While CT and MRI tend to be less useful in the diagnosis of IPD, they can be very useful for assessing atypical parkinsonism (Sid Gilman, 1998). MRIs especially are of great importance in the diagnosis of atypical parkinsonism. While the differences can be slight, they are often consistent with each disease; MSA, PSP, and CBD. In MSA, there can be supratentorially, a hyper-intense rim at the putaminal edge, putaminal hyper-intensity and putaminal atrophy, and infratentorially, atrophy and signal change because of degeneration of pontine nuclei and transverse pontine fibres, Purkinje cells and inferior olives (Schrag et al., 2000). This creates what is often referred to as “hot cross bun sign” in the pons (Brooks, 2002). In PSP, a dilation of the third ventricle, with midbrain atrophy and pontine tegmental atrophy, and signal increase in midbrain have all been noted (Schrag et al., 2000). In differentiating PSP from MSA, the presence of marked atrophy of the midbrain (<17mm diameter) and hyper-intensity are used (Schrag et al., 2000). In CBD, cortical atrophy and hypo-intensity of the putamen and globus pallidus, and asymmetry of the global atrophy can be seen. There is still significant overlap between some findings for each of these neurodegenerative diseases (Schrag et al., 2000). The thinning of the substantia nigra, atrophy of putamen and midbrain atrophy (>17mm diameter) are some frequently repeated radiological findings (Schrag et al., 2000). Although MRI might not always be able to pinpoint the diagnosis, it is still useful for ruling out other causes of parkinsonism, mainly structural lesions such as basal ganglia tumours and haemorrhages (Brooks, 2002).
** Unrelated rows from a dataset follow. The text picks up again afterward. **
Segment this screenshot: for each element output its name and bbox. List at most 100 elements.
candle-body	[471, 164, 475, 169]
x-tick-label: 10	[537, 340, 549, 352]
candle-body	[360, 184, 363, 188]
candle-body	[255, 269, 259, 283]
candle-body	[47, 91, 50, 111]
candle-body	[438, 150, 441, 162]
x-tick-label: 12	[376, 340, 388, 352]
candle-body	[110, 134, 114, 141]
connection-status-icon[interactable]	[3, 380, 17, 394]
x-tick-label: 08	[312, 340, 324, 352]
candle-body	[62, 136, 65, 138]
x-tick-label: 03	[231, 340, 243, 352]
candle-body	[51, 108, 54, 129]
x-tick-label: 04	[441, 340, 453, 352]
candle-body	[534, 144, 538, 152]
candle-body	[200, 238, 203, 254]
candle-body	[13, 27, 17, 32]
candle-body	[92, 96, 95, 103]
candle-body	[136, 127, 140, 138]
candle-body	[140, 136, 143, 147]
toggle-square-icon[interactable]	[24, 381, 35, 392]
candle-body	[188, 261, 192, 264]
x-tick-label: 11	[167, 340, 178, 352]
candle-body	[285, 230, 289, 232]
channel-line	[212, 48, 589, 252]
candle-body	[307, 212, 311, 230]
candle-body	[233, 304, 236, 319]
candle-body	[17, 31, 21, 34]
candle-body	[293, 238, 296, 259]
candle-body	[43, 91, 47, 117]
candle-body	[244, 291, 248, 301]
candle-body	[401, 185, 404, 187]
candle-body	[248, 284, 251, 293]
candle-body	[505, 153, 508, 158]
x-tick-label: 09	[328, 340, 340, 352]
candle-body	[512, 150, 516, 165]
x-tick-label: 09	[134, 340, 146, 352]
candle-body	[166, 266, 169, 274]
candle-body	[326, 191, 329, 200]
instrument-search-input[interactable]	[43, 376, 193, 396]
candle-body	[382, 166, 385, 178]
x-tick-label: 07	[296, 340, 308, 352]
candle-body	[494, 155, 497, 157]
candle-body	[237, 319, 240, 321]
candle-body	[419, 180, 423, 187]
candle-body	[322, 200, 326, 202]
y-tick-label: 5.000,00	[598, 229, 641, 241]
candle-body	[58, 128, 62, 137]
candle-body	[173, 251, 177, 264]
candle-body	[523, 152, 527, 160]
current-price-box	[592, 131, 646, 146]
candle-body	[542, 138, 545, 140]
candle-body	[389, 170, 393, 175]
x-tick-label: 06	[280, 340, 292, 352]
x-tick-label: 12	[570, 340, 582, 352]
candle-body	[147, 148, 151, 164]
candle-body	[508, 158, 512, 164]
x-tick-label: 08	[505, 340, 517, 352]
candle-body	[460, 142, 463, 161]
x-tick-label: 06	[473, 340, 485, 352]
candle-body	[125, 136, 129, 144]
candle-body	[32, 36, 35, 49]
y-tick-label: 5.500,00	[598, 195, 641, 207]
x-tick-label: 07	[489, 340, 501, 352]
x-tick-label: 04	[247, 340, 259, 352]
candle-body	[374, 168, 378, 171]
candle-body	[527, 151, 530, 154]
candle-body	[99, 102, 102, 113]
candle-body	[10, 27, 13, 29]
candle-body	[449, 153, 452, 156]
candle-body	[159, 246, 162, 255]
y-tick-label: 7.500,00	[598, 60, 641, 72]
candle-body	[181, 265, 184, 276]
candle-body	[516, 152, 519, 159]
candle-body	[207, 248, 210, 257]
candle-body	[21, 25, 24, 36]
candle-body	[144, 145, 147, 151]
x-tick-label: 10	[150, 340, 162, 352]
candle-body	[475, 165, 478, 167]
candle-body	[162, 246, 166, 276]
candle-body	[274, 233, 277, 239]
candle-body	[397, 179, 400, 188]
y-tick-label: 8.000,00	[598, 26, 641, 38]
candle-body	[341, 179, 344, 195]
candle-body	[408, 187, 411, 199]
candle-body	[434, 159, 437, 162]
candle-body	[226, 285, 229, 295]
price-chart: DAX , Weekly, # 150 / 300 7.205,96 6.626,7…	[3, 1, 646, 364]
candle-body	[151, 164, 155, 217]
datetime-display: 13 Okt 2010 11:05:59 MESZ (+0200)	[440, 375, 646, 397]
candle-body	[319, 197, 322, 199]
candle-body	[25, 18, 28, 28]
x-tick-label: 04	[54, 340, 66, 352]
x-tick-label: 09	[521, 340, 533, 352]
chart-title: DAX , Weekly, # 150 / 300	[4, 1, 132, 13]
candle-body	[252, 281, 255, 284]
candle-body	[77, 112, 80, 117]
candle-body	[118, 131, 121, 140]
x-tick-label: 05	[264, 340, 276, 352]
The patient benefited from a physician with a thorough understanding of atypical Parkinsonism and received a diagnosis relatively soon after onset of symptoms. This has allowed her access to appropriate clinical treatment and information about her condition and prognosis (Nonnekes et al., 2014). This is a central aim in medicine. Medicine has evolved to rely heavily on diagnostic tests although ideally it is technology that is used to confirm clinical acumen. The diagnostic process of atypical Parkinsonism is an excellent example of the continuing need for clinical acumen.